I guess I'm starting to sound a bit childish, so I'll chill out and end the letter on a happy note.

Happy would-be two-year anniversary, babe. I really wish we had lasted.

Love,

Aria


Sunday, September 18, 2016

10/23/19

Dear Brenden,

Today was my 17th birthday. All my friends make fun of me because they're all turning 18 within the next three months and I'm not gonna be an adult for another year. It's all good though, I've been dealing with their teasing for years now.

I remember my 16th birthday last year. You surprised me by flying out here for the week. I mean, my parents knew and everything and everyone was so excited for me. It was so cool to have you out here with me, I felt like it was a movie--my boyfriend of almost a year, flying out to see me for my birthday, missing a week of his senior year of high school to hang out with my family and be there for me. It was like a slice of heaven. I couldn't believe you cared about me that much.

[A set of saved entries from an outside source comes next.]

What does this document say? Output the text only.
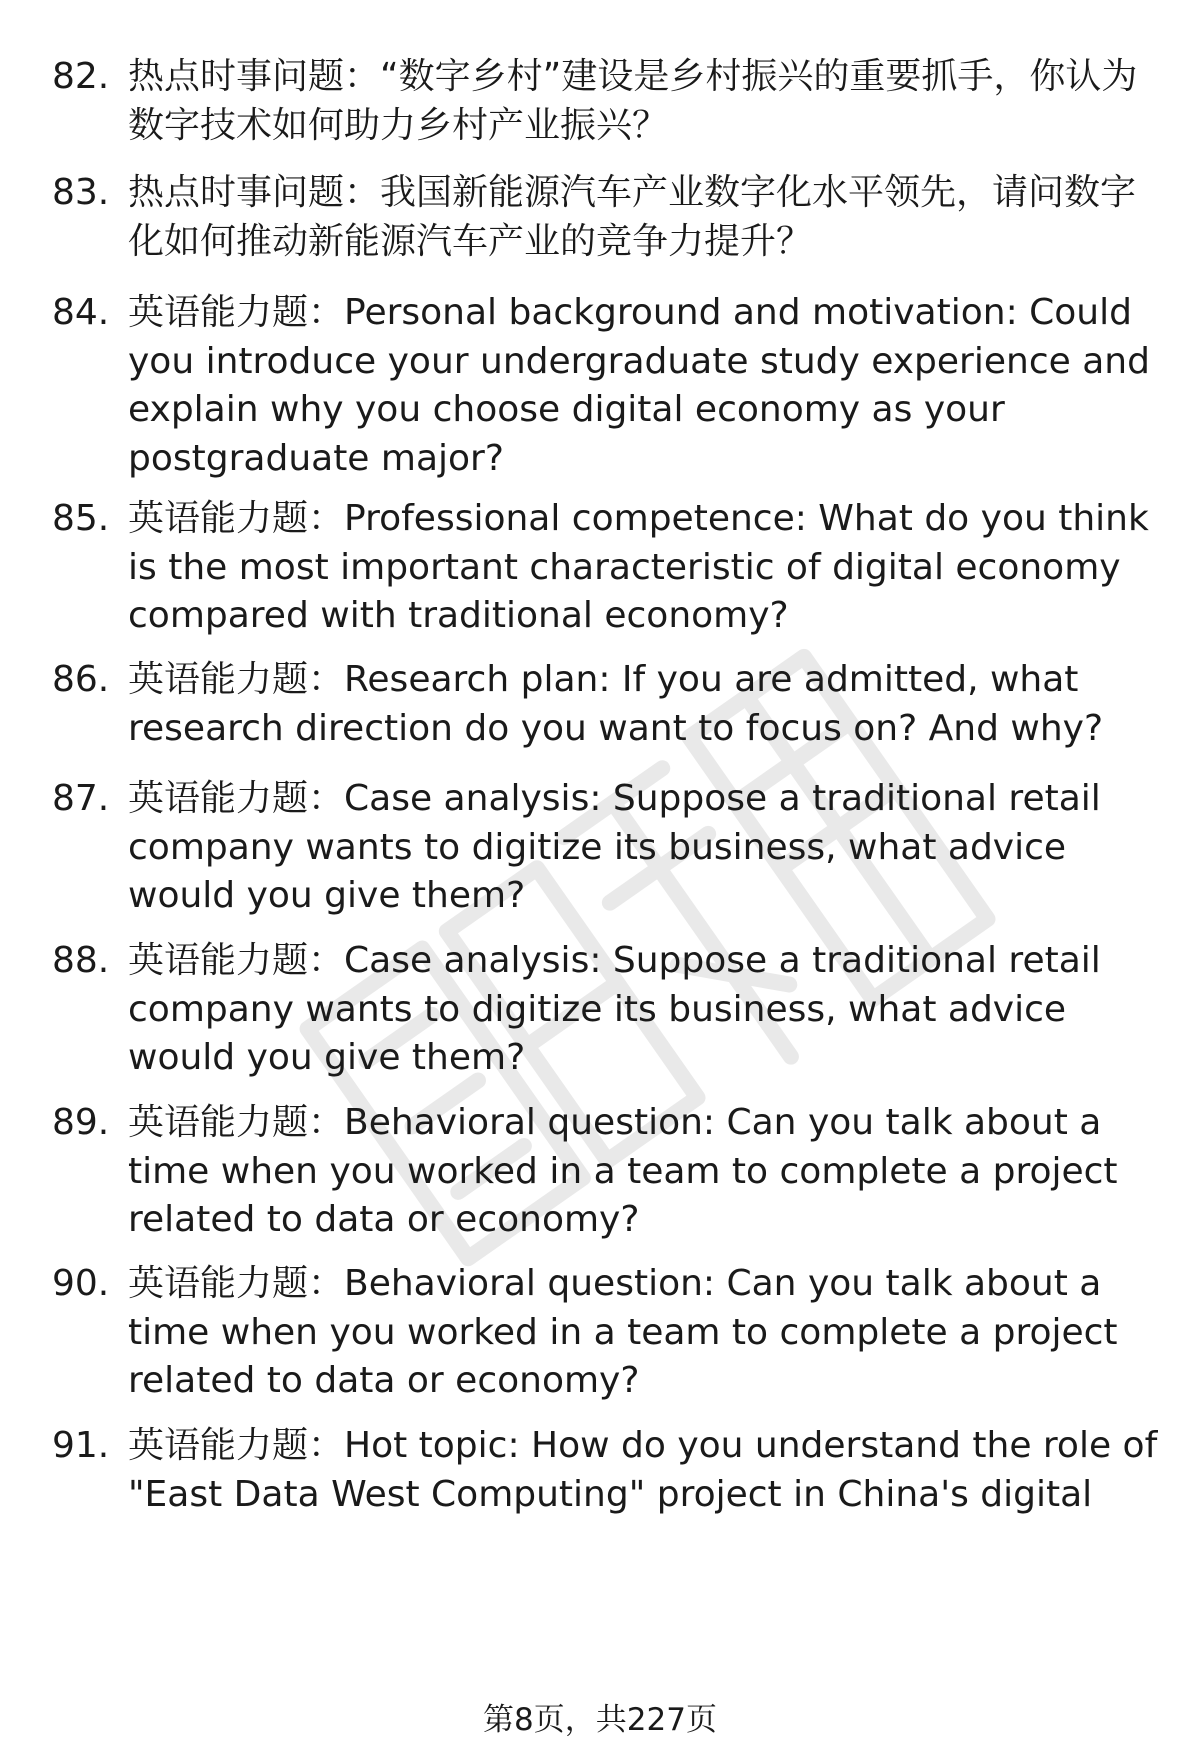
82. 热点时事问题：“数字乡村”建设是乡村振兴的重要抓手，你认为数字技术如何助力乡村产业振兴？
83. 热点时事问题：我国新能源汽车产业数字化水平领先，请问数字化如何推动新能源汽车产业的竞争力提升？
84. 英语能力题：Personal background and motivation: Could you introduce your undergraduate study experience and explain why you choose digital economy as your postgraduate major?
85. 英语能力题：Professional competence: What do you think is the most important characteristic of digital economy compared with traditional economy?
86. 英语能力题：Research plan: If you are admitted, what research direction do you want to focus on? And why?
87. 英语能力题：Case analysis: Suppose a traditional retail company wants to digitize its business, what advice would you give them?
88. 英语能力题：Case analysis: Suppose a traditional retail company wants to digitize its business, what advice would you give them?
89. 英语能力题：Behavioral question: Can you talk about a time when you worked in a team to complete a project related to data or economy?
90. 英语能力题：Behavioral question: Can you talk about a time when you worked in a team to complete a project related to data or economy?
91. 英语能力题：Hot topic: How do you understand the role of "East Data West Computing" project in China's digital
第8页，共227页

Look at that, now I'm crying.

Gosh it's hard to miss someone this much. Why does it hurt like this? It's been over a month. You still try to contact me. Your letters make me cry because I want to reply but I know I can't. I have to stay away, which is why this blog is such a good thing for me. I can reply to your letters, but they'll just never reach you. I wonder if you'll keep writing to me, despite me not answering. I'm sorry if I offended you, and I'm sorry if this is an awful thing to do...but then again, you deserve it. You ruined me and you ruined any chance we had of regaining anything. 

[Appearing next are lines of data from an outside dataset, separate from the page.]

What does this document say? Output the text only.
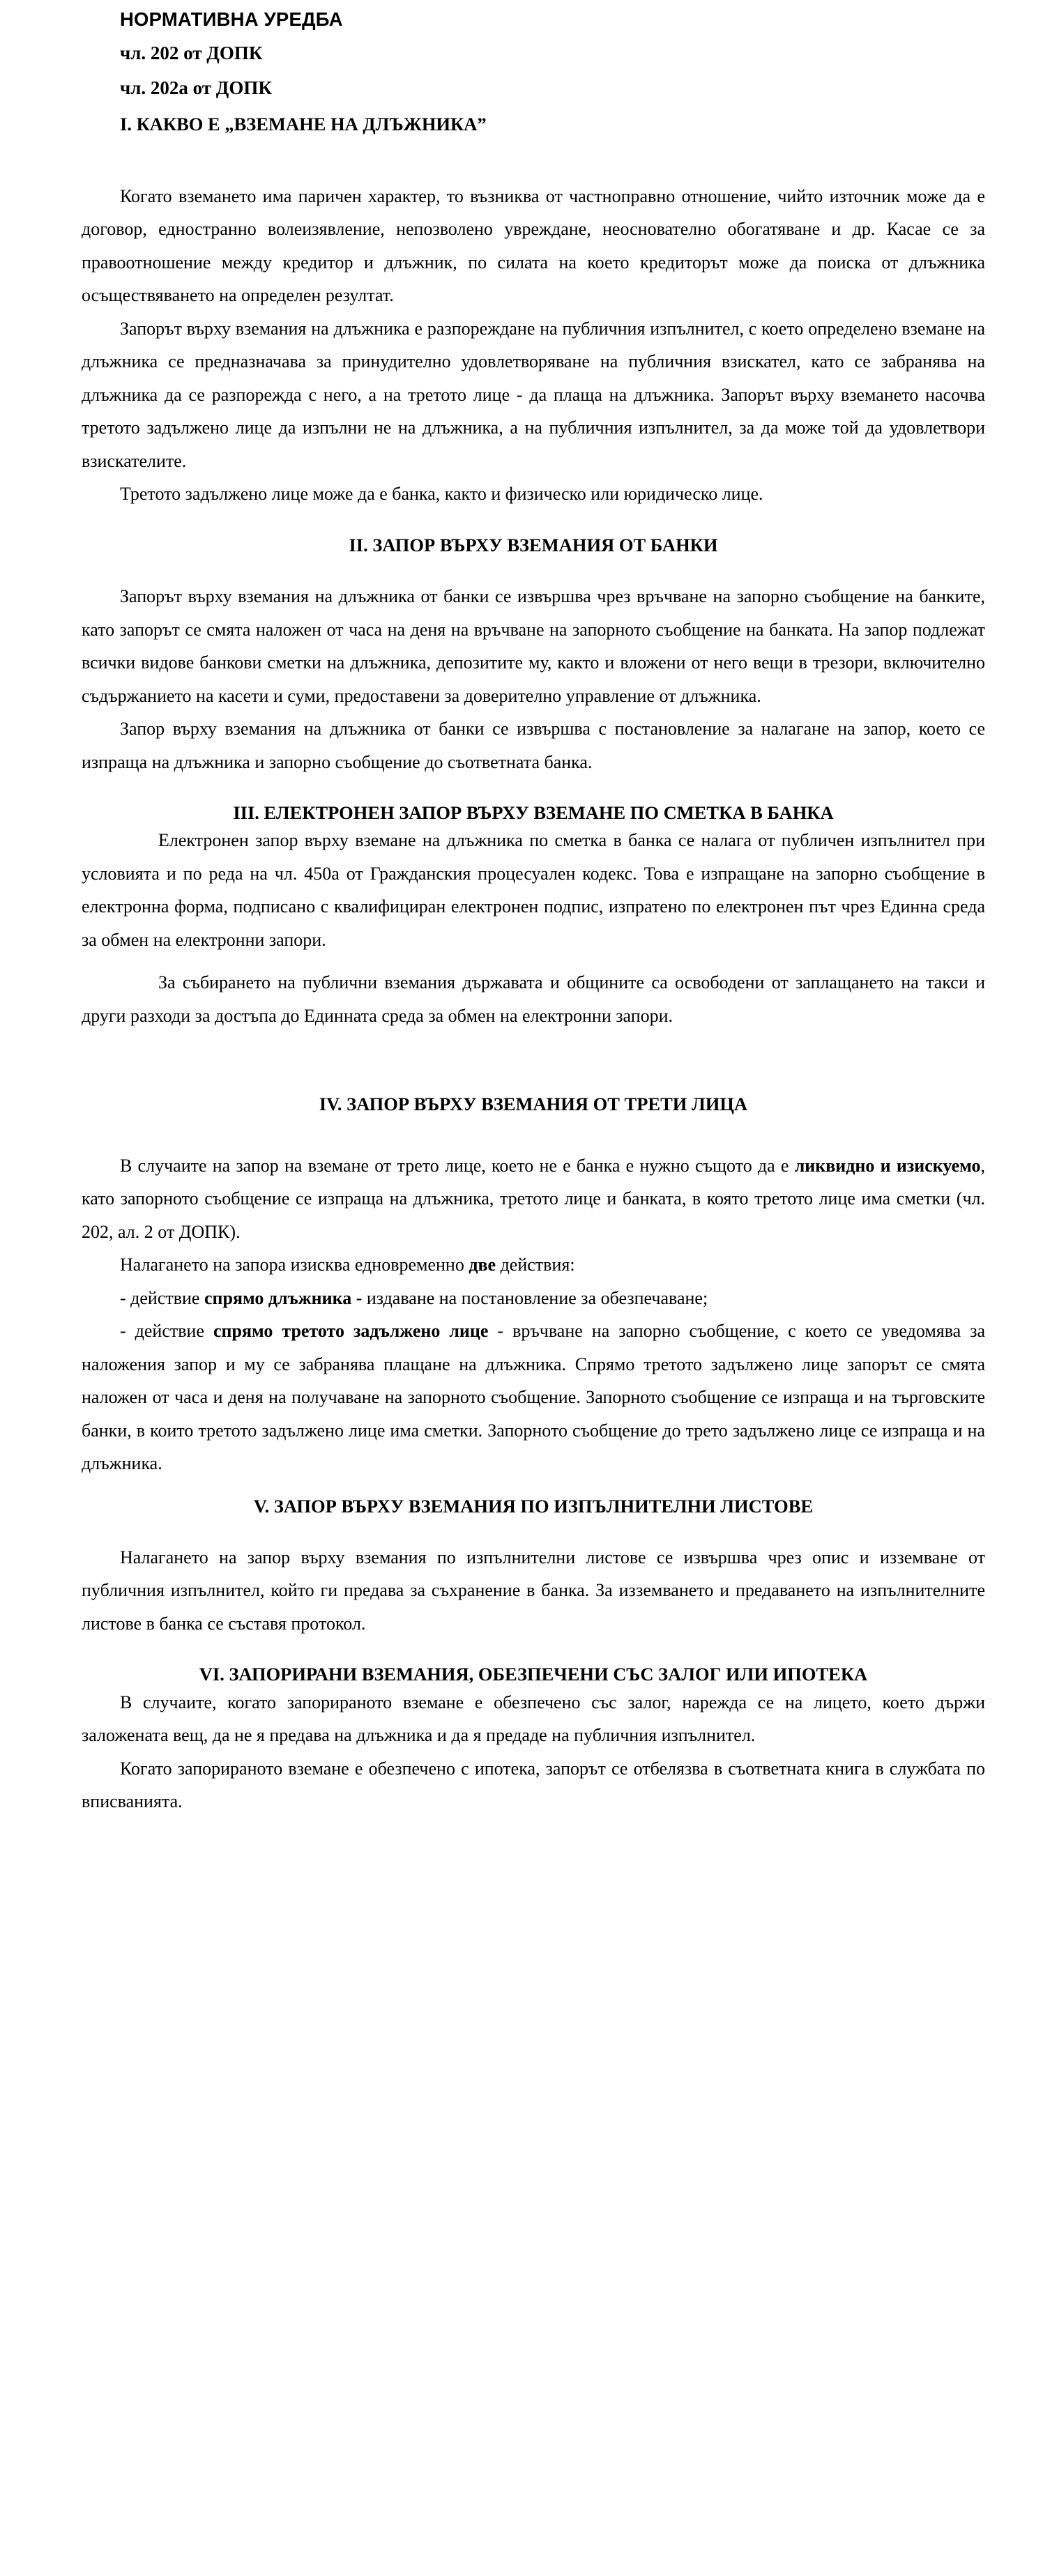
НОРМАТИВНА УРЕДБА
чл. 202 от ДОПК
чл. 202а от ДОПК
I. КАКВО Е „ВЗЕМАНЕ НА ДЛЪЖНИКА”

Когато вземането има паричен характер, то възниква от частноправно отношение, чийто източник може да е договор, едностранно волеизявление, непозволено увреждане, неоснователно обогатяване и др. Касае се за правоотношение между кредитор и длъжник, по силата на което кредиторът може да поиска от длъжника осъществяването на определен резултат.

Запорът върху вземания на длъжника е разпореждане на публичния изпълнител, с което определено вземане на длъжника се предназначава за принудително удовлетворяване на публичния взискател, като се забранява на длъжника да се разпорежда с него, а на третото лице - да плаща на длъжника. Запорът върху вземането насочва третото задължено лице да изпълни не на длъжника, а на публичния изпълнител, за да може той да удовлетвори взискателите.

Третото задължено лице може да е банка, както и физическо или юридическо лице.

II. ЗАПОР ВЪРХУ ВЗЕМАНИЯ ОТ БАНКИ

Запорът върху вземания на длъжника от банки се извършва чрез връчване на запорно съобщение на банките, като запорът се смята наложен от часа на деня на връчване на запорното съобщение на банката. На запор подлежат всички видове банкови сметки на длъжника, депозитите му, както и вложени от него вещи в трезори, включително съдържанието на касети и суми, предоставени за доверително управление от длъжника.

Запор върху вземания на длъжника от банки се извършва с постановление за налагане на запор, което се изпраща на длъжника и запорно съобщение до съответната банка.

III. ЕЛЕКТРОНЕН ЗАПОР ВЪРХУ ВЗЕМАНЕ ПО СМЕТКА В БАНКА

Електронен запор върху вземане на длъжника по сметка в банка се налага от публичен изпълнител при условията и по реда на чл. 450а от Гражданския процесуален кодекс. Това е изпращане на запорно съобщение в електронна форма, подписано с квалифициран електронен подпис, изпратено по електронен път чрез Единна среда за обмен на електронни запори.

За събирането на публични вземания държавата и общините са освободени от заплащането на такси и други разходи за достъпа до Единната среда за обмен на електронни запори.

IV. ЗАПОР ВЪРХУ ВЗЕМАНИЯ ОТ ТРЕТИ ЛИЦА

В случаите на запор на вземане от трето лице, което не е банка е нужно същото да е ликвидно и изискуемо, като запорното съобщение се изпраща на длъжника, третото лице и банката, в която третото лице има сметки (чл. 202, ал. 2 от ДОПК).

Налагането на запора изисква едновременно две действия:

- действие спрямо длъжника - издаване на постановление за обезпечаване;

- действие спрямо третото задължено лице - връчване на запорно съобщение, с което се уведомява за наложения запор и му се забранява плащане на длъжника. Спрямо третото задължено лице запорът се смята наложен от часа и деня на получаване на запорното съобщение. Запорното съобщение се изпраща и на търговските банки, в които третото задължено лице има сметки. Запорното съобщение до трето задължено лице се изпраща и на длъжника.

V. ЗАПОР ВЪРХУ ВЗЕМАНИЯ ПО ИЗПЪЛНИТЕЛНИ ЛИСТОВЕ

Налагането на запор върху вземания по изпълнителни листове се извършва чрез опис и изземване от публичния изпълнител, който ги предава за съхранение в банка. За изземването и предаването на изпълнителните листове в банка се съставя протокол.

VI. ЗАПОРИРАНИ ВЗЕМАНИЯ, ОБЕЗПЕЧЕНИ СЪС ЗАЛОГ ИЛИ ИПОТЕКА

В случаите, когато запорираното вземане е обезпечено със залог, нарежда се на лицето, което държи заложената вещ, да не я предава на длъжника и да я предаде на публичния изпълнител.

Когато запорираното вземане е обезпечено с ипотека, запорът се отбелязва в съответната книга в службата по вписванията.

I need you to understand that I still love you, and maybe I always will. But I need you to also understand that I can't come back. I have to stay away.

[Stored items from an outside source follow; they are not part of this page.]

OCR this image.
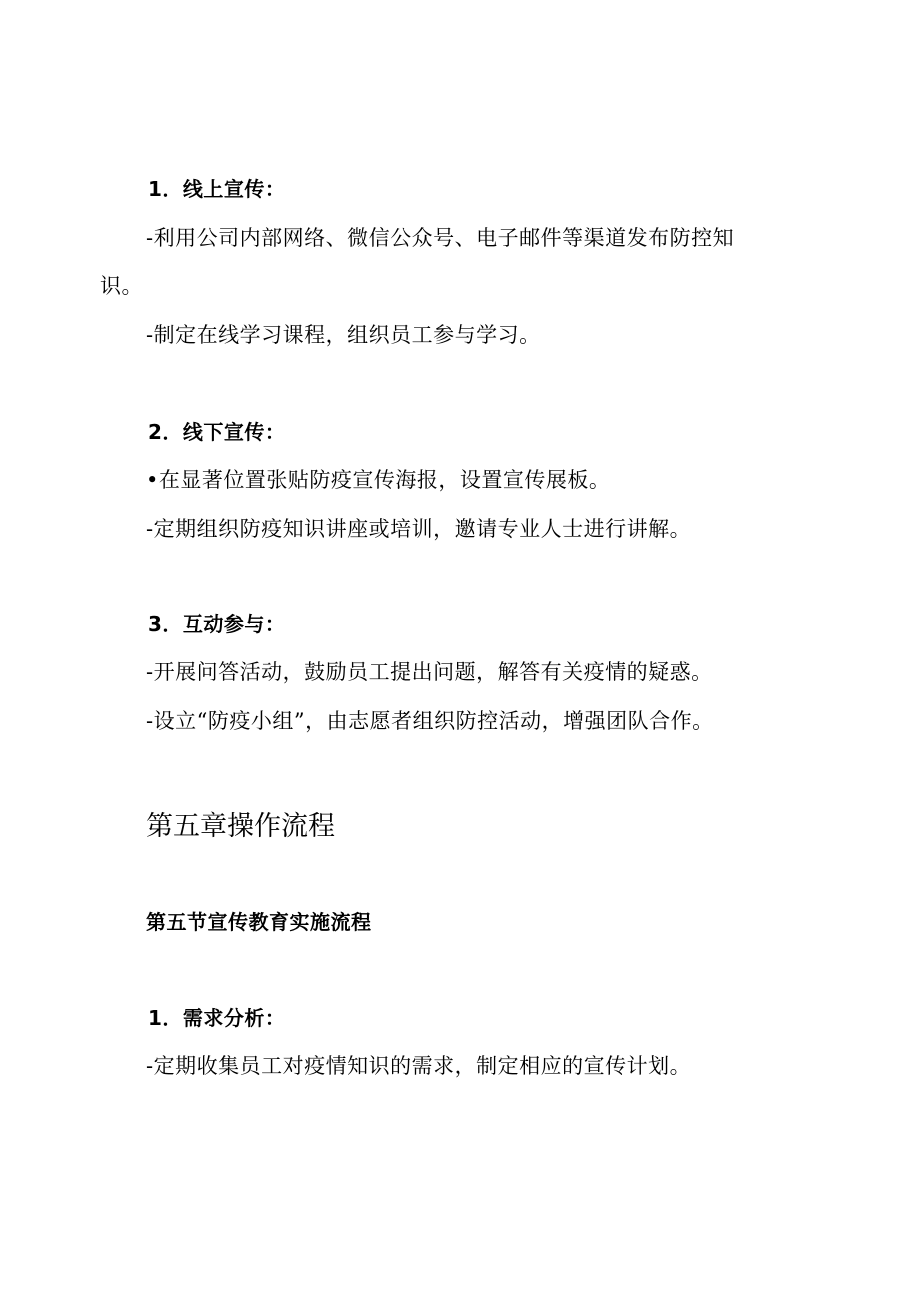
1．线上宣传：
-利用公司内部网络、微信公众号、电子邮件等渠道发布防控知
识。
-制定在线学习课程，组织员工参与学习。
2．线下宣传：
•在显著位置张贴防疫宣传海报，设置宣传展板。
-定期组织防疫知识讲座或培训，邀请专业人士进行讲解。
3．互动参与：
-开展问答活动，鼓励员工提出问题，解答有关疫情的疑惑。
-设立“防疫小组”，由志愿者组织防控活动，增强团队合作。
第五章操作流程
第五节宣传教育实施流程
1．需求分析：
-定期收集员工对疫情知识的需求，制定相应的宣传计划。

But I won't be forgetting anything. Or forgiving anything, for that matter.

Love,

Aria

Sunday, September 11, 2016

10/18/19

I thought this might be a good way to get my thoughts and feelings out in a way that isn't super weird or cliche, or anything like that. Hopefully no one will find this that would harshly judge me, but even if they do, at least I have a way to say what I want to.

The letters that will follow in my blog will be directed at Brenden, my ex-boyfriend. I'm not going to use code names or anything like that, so if you don't like that your name is on here, maybe you shouldn't be acting like an idiot in real life.

Here we go.

Dear Brenden,

I hope that your life is going well. Actually, scratch that, I don't. This upcoming Monday marks one month since you ruined everything and since I ended us, and therefore I really don't care what goes on in your life. I'll probably still like the occasional status or comment on a funny tweet you have, but purely to show that I'm the bigger person and that I can get through this. Not to say that I still want you.

Because if I'm going to be frank, which I almost always am...you suck. You freaking suck. Maybe in one of these entries I'll finally be able to write down exactly why you suck without bursting into tears. Because how in the world do you manage to forget about someone who made the past 22 months so special? Someone who was such a big part of you, who was such a big part of who you were and who you wanted to be?

You tore it all away, and you don't care. It's cool though. I haven't received an actual letter from you in a month, but it's cool. I haven't had a single day where I didn't cry in a month, but it's cool. I miss you like crazy, but it's cool. It's cool. I'm cool. I'm fine.

The thing is, I still love you. And that's what sucks the most.